Before we came to stay at Lake Vallecito for two nights, I read about a pleasant forest road that travels through higher elevations, which is called Middle Mountain Road. The road sounded like a great road for birding, and a good chance of getting a look at my first ever Pine Grosbeak. It travels through higher elevations up to treeline level for about 11 miles. Luck hit me, and I saw on a map that this road was very close to where we were staying. I decided to hike the road hoping to find good birding over the first few miles. Doug, who owns Eagle's Nest Cabins where we spent the night, said it was only a 1/2 mile away from the cabin. He did tell me about a big Black Bear who other people had been seeing along the first two miles of the road. I wasn't thinking about any bear though, but was focusing on building a new state bird list, with Pine Grosbeak being my hopeful. Birds were cooperative during the hike, and I was concentrating on finding as many as a could. As I was searching a few thickets, I happened to look at the road ahead of me, and there was the big Black Bear right in front of me! It was walking away from me, but I was still very scared of it. I backed away as fast as I could before it disapeared back into the forest. It never turned around and saw me, and I didn't want it to, especially since I was by myself. I did manage to somewhat get a picture of it on my video camera.
I also got a new lifer mammal, a Least Chipmunk.
Before this trip, the Black-capped Chickadee was close to being a lifer. I had only seen it once in a South Dakota trip to the Black Hills in 2000 (which I didn't spend time birding). Middle Mountain Road gave me good looks at both Black-capped and Mountain Chickadees, my first ever double Chickadee day!
A family of Dusky Grouse was also very exciting to see!
Throughout the morning, species from the birdlist that I also saw and heard included Olive-sided Flycatcher, Townsend's Solitaire, Williamson's Sapsuckers, Band-tailed Pigeon, Red-breasted, Pygmy, and White-breasted Nuthatches; both Downy and Hairy Woodpeckers, Clark's Nutcracker, Belted Kingfisher, Red Crossbill, Pine Siskins, and Warbling Vireos. Vallecito Lake held five Ospreys, Canada Geese, Mallard, Common Merganser, Green-winged Teal, and Great Blue Heron. Here is a shot that gives an idea of how big the expansive Vallecito Lake is!

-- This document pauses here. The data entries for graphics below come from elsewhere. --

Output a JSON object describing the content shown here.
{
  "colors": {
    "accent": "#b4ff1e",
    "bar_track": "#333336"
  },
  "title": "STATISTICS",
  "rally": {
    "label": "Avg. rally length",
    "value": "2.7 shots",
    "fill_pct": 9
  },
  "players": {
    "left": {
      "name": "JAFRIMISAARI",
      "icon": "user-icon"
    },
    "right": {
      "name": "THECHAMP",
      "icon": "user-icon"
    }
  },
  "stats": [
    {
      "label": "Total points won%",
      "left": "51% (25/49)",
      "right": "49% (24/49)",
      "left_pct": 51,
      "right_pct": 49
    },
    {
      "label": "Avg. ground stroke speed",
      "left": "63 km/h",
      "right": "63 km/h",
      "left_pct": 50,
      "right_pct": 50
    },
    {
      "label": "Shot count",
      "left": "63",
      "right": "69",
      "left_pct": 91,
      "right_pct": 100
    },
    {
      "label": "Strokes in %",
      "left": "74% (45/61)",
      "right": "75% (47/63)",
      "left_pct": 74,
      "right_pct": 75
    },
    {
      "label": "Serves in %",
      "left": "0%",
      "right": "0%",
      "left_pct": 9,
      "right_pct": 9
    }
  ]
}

Later in the day, I got amazing looks at Evening Grosbeaks. They were everywhere throughout the area of this large lake, and were the highlight of this area for me. Back in 2001, I found a female Evening Grosbeak in the Greer area in Arizona, and hadn't seen one since. This bird was cooperative for me here a Vallecito to the extra degree, and I got plenty of good looks at the birds as I was really hoping for!
This was the cabin we stayed at by Lake Vallecito, one of the Eagles Nest Cabins and Homes. Doug and Connie and provided a great stay.